Dinesh Sivakumar Padmavathi and Janaganandhini Ramaswamy from Tamil Nadu, where weddings are currently limited to 100 people, have invited 2,000 people to their virtual reception next month. And as self-proclaimed “Potterheads” or Harry Potter fans, the pair opted for a Hogwarts themed party that guests can attend via phone, tablet or laptop their.
Padmavathi, who goes by the name Dinesh SP, said by phone from the southern state’s capital Chennai: “Because of the pandemic, a realistic kind of reception was not possible with large numbers of people in attendance. “So we decided: let’s do it in the metaverse.”
With Covid-19 restrictions limiting the size of the wedding, Padmavathi and Janaganandhini decided to hold their virtual wedding reception.
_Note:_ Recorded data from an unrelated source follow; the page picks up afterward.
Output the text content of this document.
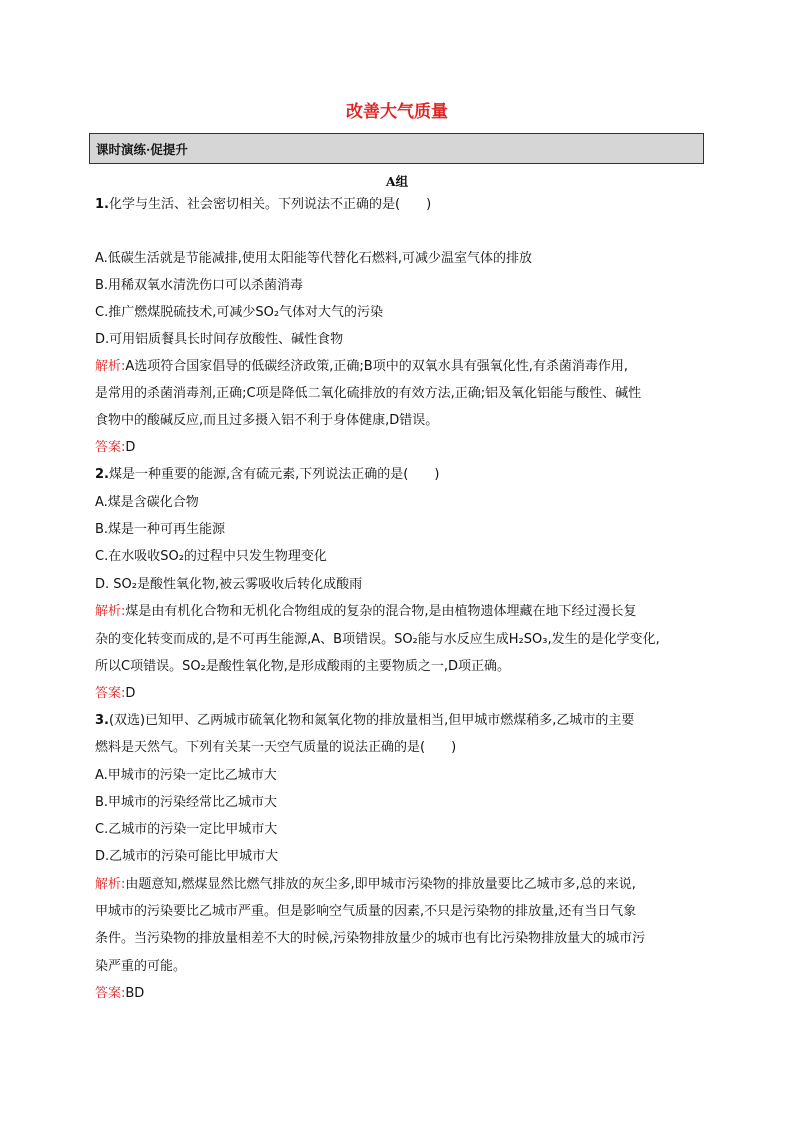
改善大气质量
课时演练·促提升
A组
1.化学与生活、社会密切相关。下列说法不正确的是( )
A.低碳生活就是节能减排,使用太阳能等代替化石燃料,可减少温室气体的排放
B.用稀双氧水清洗伤口可以杀菌消毒
C.推广燃煤脱硫技术,可减少SO₂气体对大气的污染
D.可用铝质餐具长时间存放酸性、碱性食物
解析:A选项符合国家倡导的低碳经济政策,正确;B项中的双氧水具有强氧化性,有杀菌消毒作用,
是常用的杀菌消毒剂,正确;C项是降低二氧化硫排放的有效方法,正确;铝及氧化铝能与酸性、碱性
食物中的酸碱反应,而且过多摄入铝不利于身体健康,D错误。
答案:D
2.煤是一种重要的能源,含有硫元素,下列说法正确的是( )
A.煤是含碳化合物
B.煤是一种可再生能源
C.在水吸收SO₂的过程中只发生物理变化
D. SO₂是酸性氧化物,被云雾吸收后转化成酸雨
解析:煤是由有机化合物和无机化合物组成的复杂的混合物,是由植物遗体埋藏在地下经过漫长复
杂的变化转变而成的,是不可再生能源,A、B项错误。SO₂能与水反应生成H₂SO₃,发生的是化学变化,
所以C项错误。SO₂是酸性氧化物,是形成酸雨的主要物质之一,D项正确。
答案:D
3.(双选)已知甲、乙两城市硫氧化物和氮氧化物的排放量相当,但甲城市燃煤稍多,乙城市的主要
燃料是天然气。下列有关某一天空气质量的说法正确的是( )
A.甲城市的污染一定比乙城市大
B.甲城市的污染经常比乙城市大
C.乙城市的污染一定比甲城市大
D.乙城市的污染可能比甲城市大
解析:由题意知,燃煤显然比燃气排放的灰尘多,即甲城市污染物的排放量要比乙城市多,总的来说,
甲城市的污染要比乙城市严重。但是影响空气质量的因素,不只是污染物的排放量,还有当日气象
条件。当污染物的排放量相差不大的时候,污染物排放量少的城市也有比污染物排放量大的城市污
染严重的可能。
答案:BD
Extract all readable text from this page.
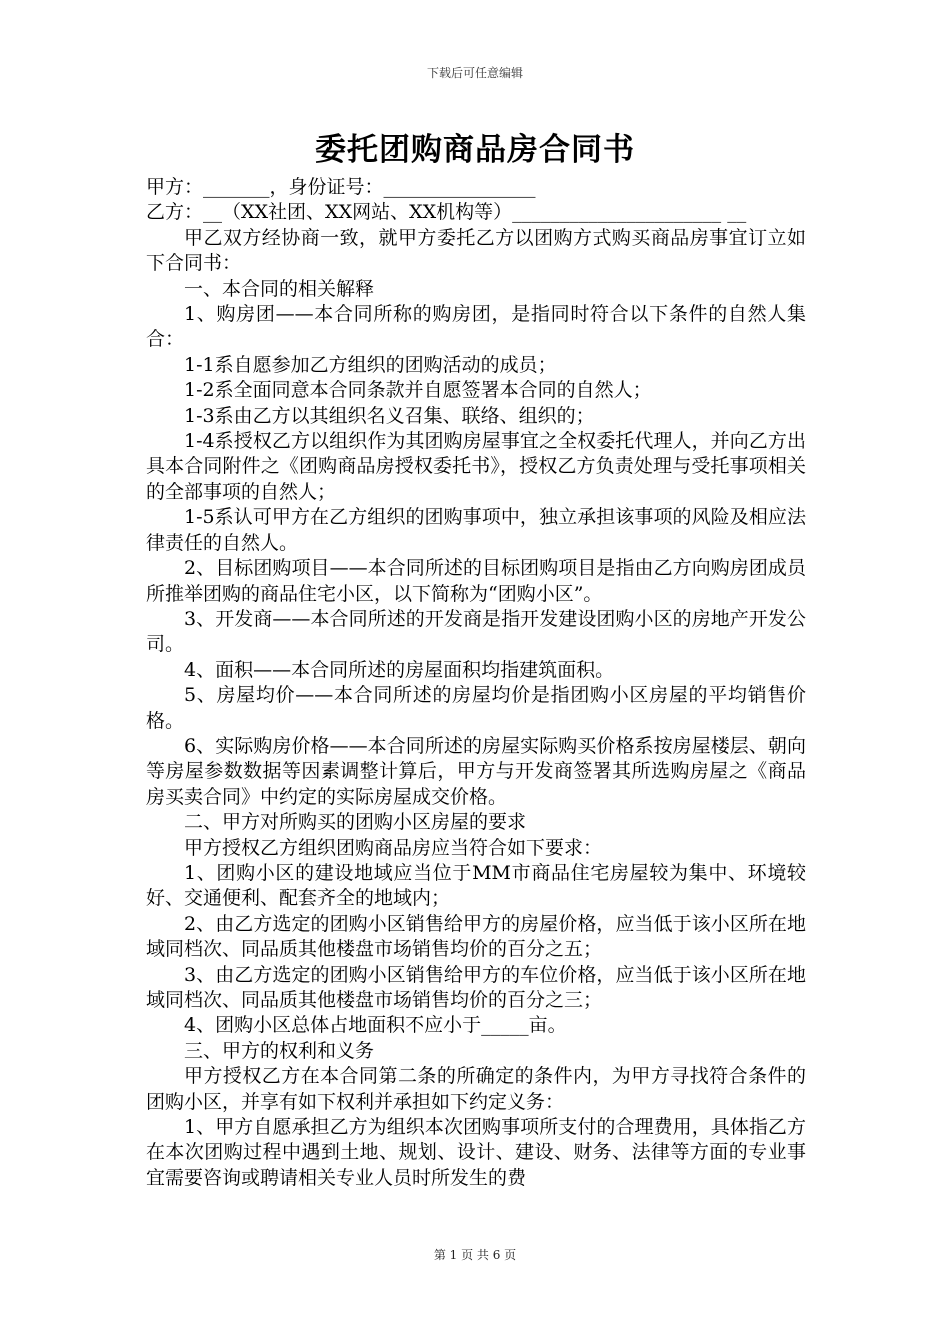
下载后可任意编辑
委托团购商品房合同书

甲方：_______，身份证号：________________

乙方：__（XX社团、XX网站、XX机构等）______________________ __

甲乙双方经协商一致，就甲方委托乙方以团购方式购买商品房事宜订立如下合同书：

一、本合同的相关解释

1、购房团——本合同所称的购房团，是指同时符合以下条件的自然人集合：

1-1系自愿参加乙方组织的团购活动的成员；

1-2系全面同意本合同条款并自愿签署本合同的自然人；

1-3系由乙方以其组织名义召集、联络、组织的；

1-4系授权乙方以组织作为其团购房屋事宜之全权委托代理人，并向乙方出具本合同附件之《团购商品房授权委托书》，授权乙方负责处理与受托事项相关的全部事项的自然人；

1-5系认可甲方在乙方组织的团购事项中，独立承担该事项的风险及相应法律责任的自然人。

2、目标团购项目——本合同所述的目标团购项目是指由乙方向购房团成员所推举团购的商品住宅小区，以下简称为“团购小区”。

3、开发商——本合同所述的开发商是指开发建设团购小区的房地产开发公司。

4、面积——本合同所述的房屋面积均指建筑面积。

5、房屋均价——本合同所述的房屋均价是指团购小区房屋的平均销售价格。

6、实际购房价格——本合同所述的房屋实际购买价格系按房屋楼层、朝向等房屋参数数据等因素调整计算后，甲方与开发商签署其所选购房屋之《商品房买卖合同》中约定的实际房屋成交价格。

二、甲方对所购买的团购小区房屋的要求

甲方授权乙方组织团购商品房应当符合如下要求：

1、团购小区的建设地域应当位于MM市商品住宅房屋较为集中、环境较好、交通便利、配套齐全的地域内；

2、由乙方选定的团购小区销售给甲方的房屋价格，应当低于该小区所在地域同档次、同品质其他楼盘市场销售均价的百分之五；

3、由乙方选定的团购小区销售给甲方的车位价格，应当低于该小区所在地域同档次、同品质其他楼盘市场销售均价的百分之三；

4、团购小区总体占地面积不应小于_____亩。

三、甲方的权利和义务

甲方授权乙方在本合同第二条的所确定的条件内，为甲方寻找符合条件的团购小区，并享有如下权利并承担如下约定义务：

1、甲方自愿承担乙方为组织本次团购事项所支付的合理费用，具体指乙方在本次团购过程中遇到土地、规划、设计、建设、财务、法律等方面的专业事宜需要咨询或聘请相关专业人员时所发生的费

第 1 页 共 6 页
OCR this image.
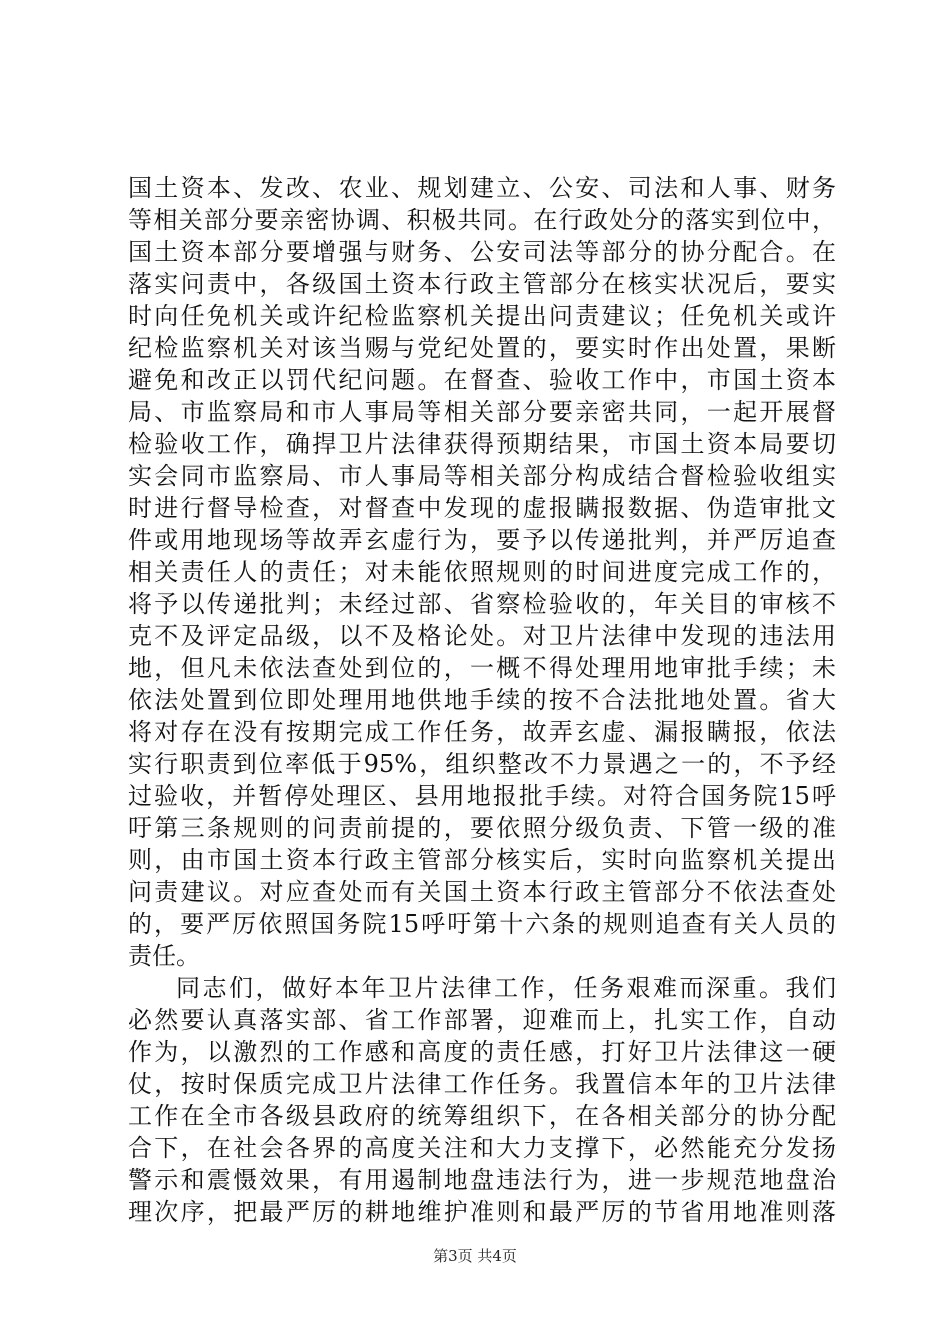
国土资本、发改、农业、规划建立、公安、司法和人事、财务
等相关部分要亲密协调、积极共同。在行政处分的落实到位中，
国土资本部分要增强与财务、公安司法等部分的协分配合。在
落实问责中，各级国土资本行政主管部分在核实状况后，要实
时向任免机关或许纪检监察机关提出问责建议；任免机关或许
纪检监察机关对该当赐与党纪处置的，要实时作出处置，果断
避免和改正以罚代纪问题。在督查、验收工作中，市国土资本
局、市监察局和市人事局等相关部分要亲密共同，一起开展督
检验收工作，确捍卫片法律获得预期结果，市国土资本局要切
实会同市监察局、市人事局等相关部分构成结合督检验收组实
时进行督导检查，对督查中发现的虚报瞒报数据、伪造审批文
件或用地现场等故弄玄虚行为，要予以传递批判，并严厉追查
相关责任人的责任；对未能依照规则的时间进度完成工作的，
将予以传递批判；未经过部、省察检验收的，年关目的审核不
克不及评定品级，以不及格论处。对卫片法律中发现的违法用
地，但凡未依法查处到位的，一概不得处理用地审批手续；未
依法处置到位即处理用地供地手续的按不合法批地处置。省大
将对存在没有按期完成工作任务，故弄玄虚、漏报瞒报，依法
实行职责到位率低于95%，组织整改不力景遇之一的，不予经
过验收，并暂停处理区、县用地报批手续。对符合国务院15呼
吁第三条规则的问责前提的，要依照分级负责、下管一级的准
则，由市国土资本行政主管部分核实后，实时向监察机关提出
问责建议。对应查处而有关国土资本行政主管部分不依法查处
的，要严厉依照国务院15呼吁第十六条的规则追查有关人员的
责任。
同志们，做好本年卫片法律工作，任务艰难而深重。我们
必然要认真落实部、省工作部署，迎难而上，扎实工作，自动
作为，以激烈的工作感和高度的责任感，打好卫片法律这一硬
仗，按时保质完成卫片法律工作任务。我置信本年的卫片法律
工作在全市各级县政府的统筹组织下，在各相关部分的协分配
合下，在社会各界的高度关注和大力支撑下，必然能充分发扬
警示和震慑效果，有用遏制地盘违法行为，进一步规范地盘治
理次序，把最严厉的耕地维护准则和最严厉的节省用地准则落
第3页 共4页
Credit: SP Dinesh politely
The legal wedding ceremony will still take place in the presence of friends and relatives at Ramaswamy village in the Krishnagiri district of Tamil Nadu, about 170 kilometers from Chennai. But then the couple will sign in to join their reception, which will cost 150,000 Indian rupees ($2,016) for design, development and organization. The hour-long event will see the newlyweds virtually talk to their guests, who will be able to explore the castle and customize the look and outfit of their avatars.
The couple’s avatar is based on a Hogwarts-inspired background. Groom Dinesh Sivakumar Padmavathi (left) said the couple’s digital characters will wear more traditional outfits at the event. Credit: Courtesy of TardiVerse
Aside from being able to invite guests who weren’t able to attend, the couple said the digital celebration has another unique advantage: they can involve Ramaswamy’s late father in the proceedings.
“My father-in-law passed away last April,” Padmavathi said. “So I’m making a 3D avatar that looks like (him), and he’s going to bless me and my fiancée. It’s something we can only do in the metaverse.”
A profile photo of the late father of the bride, who passed away last year, will be in attendance. Credit: Courtesy of TardiVerse
After convincing his fiancée, an IT worker, of the idea, Padmavathi also got his parents approval for the unique event, he said.
“Since my childhood, I have worked with robotics… and last year I worked in blockchain and mining Ethereum,” he said, adding: “So my family knows that I am love technology.”